Keywords: Antibiotic Resistance, Proteins, Graph Neural Networks, AlphaFold, ESM, Language Models
TL;DR: We propose a novel deep learning method based on LMs and GNNs to classify Antibiotic Resistance using the protein sequence and structure.
Abstract: Antibiotics are traditionally used to treat bacterial infections. However, bacteria can develop immunity to drugs, making them ineffective and thus posing a serious threat to global health.
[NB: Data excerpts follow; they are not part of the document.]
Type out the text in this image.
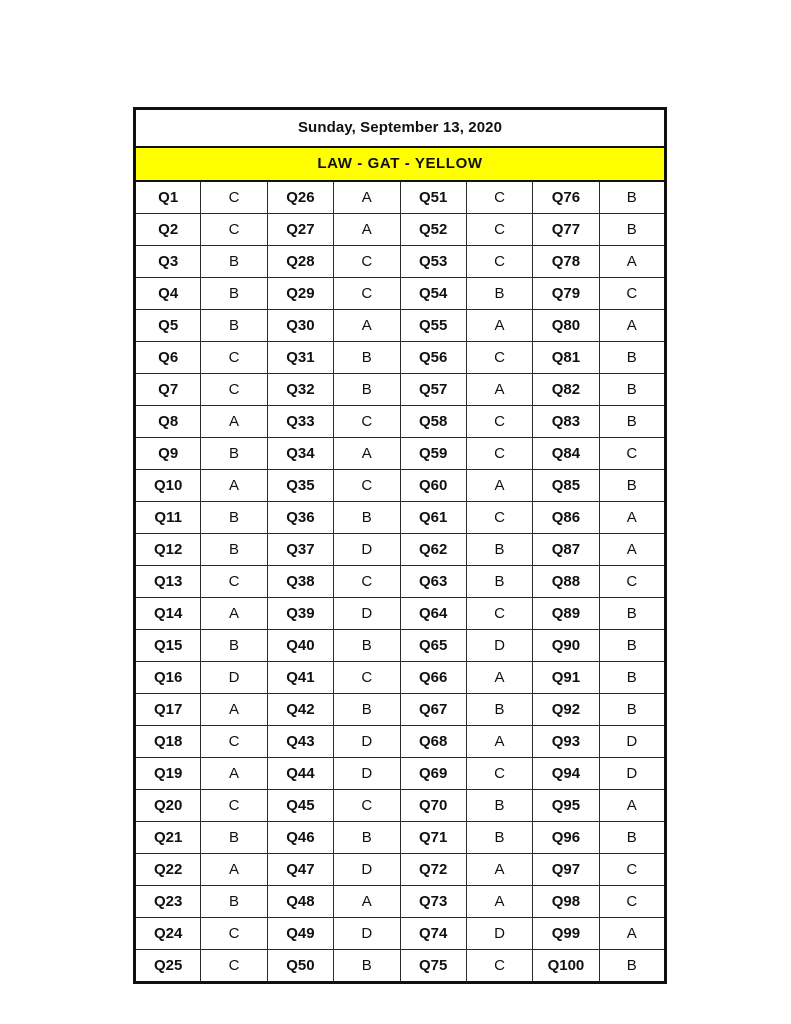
Sunday, September 13, 2020							
LAW - GAT - YELLOW							
Q1	C	Q26	A	Q51	C	Q76	B
Q2	C	Q27	A	Q52	C	Q77	B
Q3	B	Q28	C	Q53	C	Q78	A
Q4	B	Q29	C	Q54	B	Q79	C
Q5	B	Q30	A	Q55	A	Q80	A
Q6	C	Q31	B	Q56	C	Q81	B
Q7	C	Q32	B	Q57	A	Q82	B
Q8	A	Q33	C	Q58	C	Q83	B
Q9	B	Q34	A	Q59	C	Q84	C
Q10	A	Q35	C	Q60	A	Q85	B
Q11	B	Q36	B	Q61	C	Q86	A
Q12	B	Q37	D	Q62	B	Q87	A
Q13	C	Q38	C	Q63	B	Q88	C
Q14	A	Q39	D	Q64	C	Q89	B
Q15	B	Q40	B	Q65	D	Q90	B
Q16	D	Q41	C	Q66	A	Q91	B
Q17	A	Q42	B	Q67	B	Q92	B
Q18	C	Q43	D	Q68	A	Q93	D
Q19	A	Q44	D	Q69	C	Q94	D
Q20	C	Q45	C	Q70	B	Q95	A
Q21	B	Q46	B	Q71	B	Q96	B
Q22	A	Q47	D	Q72	A	Q97	C
Q23	B	Q48	A	Q73	A	Q98	C
Q24	C	Q49	D	Q74	D	Q99	A
Q25	C	Q50	B	Q75	C	Q100	B
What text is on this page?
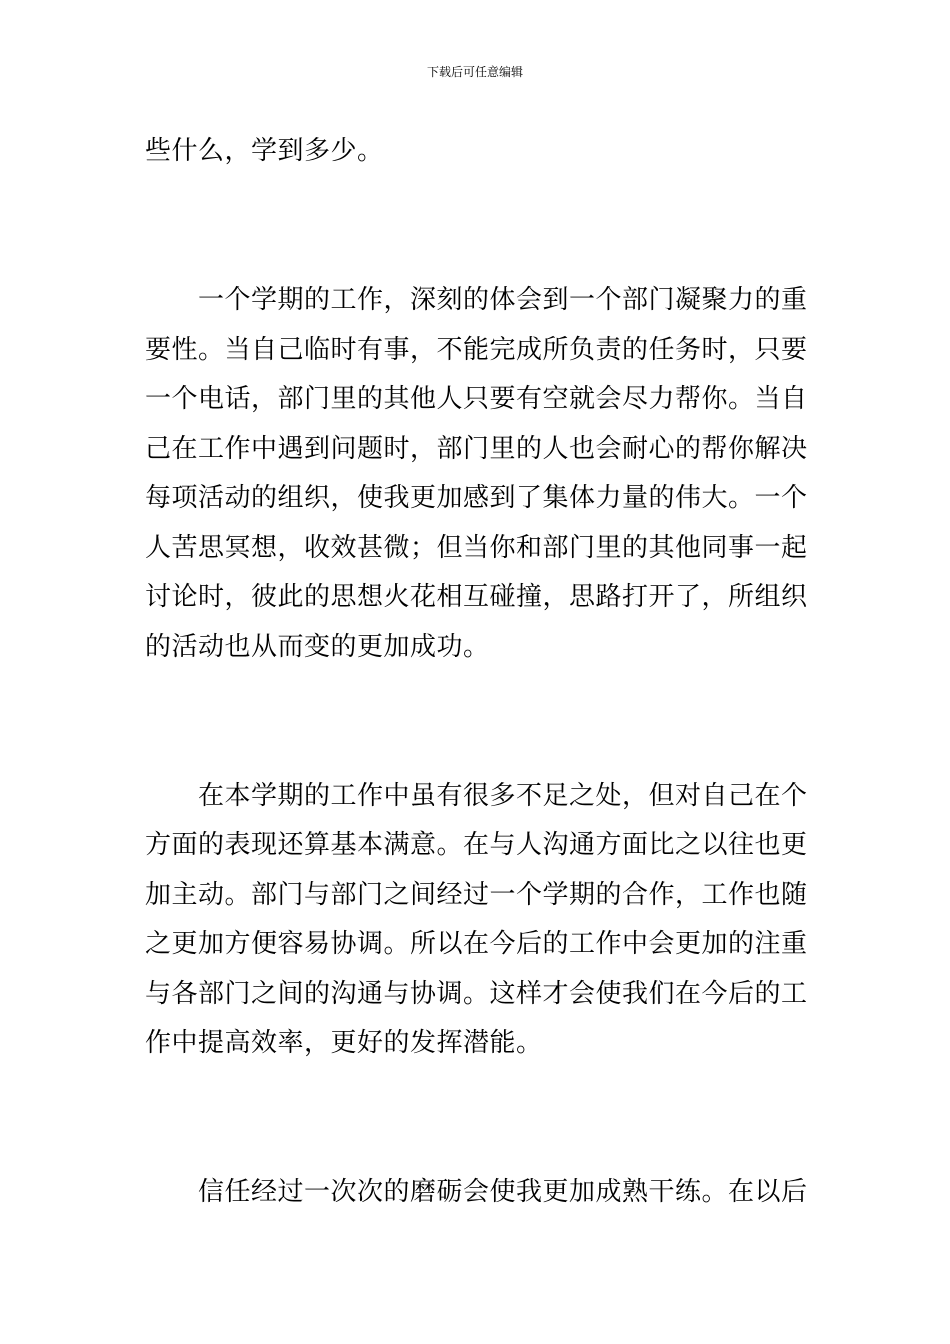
下载后可任意编辑
些什么，学到多少。
一个学期的工作，深刻的体会到一个部门凝聚力的重
要性。当自己临时有事，不能完成所负责的任务时，只要
一个电话，部门里的其他人只要有空就会尽力帮你。当自
己在工作中遇到问题时，部门里的人也会耐心的帮你解决
每项活动的组织，使我更加感到了集体力量的伟大。一个
人苦思冥想，收效甚微；但当你和部门里的其他同事一起
讨论时，彼此的思想火花相互碰撞，思路打开了，所组织
的活动也从而变的更加成功。
在本学期的工作中虽有很多不足之处，但对自己在个
方面的表现还算基本满意。在与人沟通方面比之以往也更
加主动。部门与部门之间经过一个学期的合作，工作也随
之更加方便容易协调。所以在今后的工作中会更加的注重
与各部门之间的沟通与协调。这样才会使我们在今后的工
作中提高效率，更好的发挥潜能。
信任经过一次次的磨砺会使我更加成熟干练。在以后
Identifying and classifying the genes responsible for this resistance is critical for the prevention, diagnosis, and treatment of infections as well as the understanding of its mechanisms. Previous methods developed for this purpose have mostly been sequence-based, relying on comparisons to existing databases or machine learning models trained on sequence features. However, genes with comparable functions may not always have similar sequences. As a result, in this paper, we develop a deep learning model that uses the protein structure as a complement to the sequence to classify novel ARGs (antibiotic resistant genes), which we expect to provide more useful information than the sequence alone. The proposed approach consists of two steps. First, we capitalize on the celebrated AlphaFold model to predict the 3D structure of a protein from its amino acid sequence. Then, we process the sequence using a transformers-based language model while we also apply a graph neural network to the graph extracted from the structure. We evaluate the proposed architecture on a standard benchmark dataset where it outperforms state-of-the-art methods.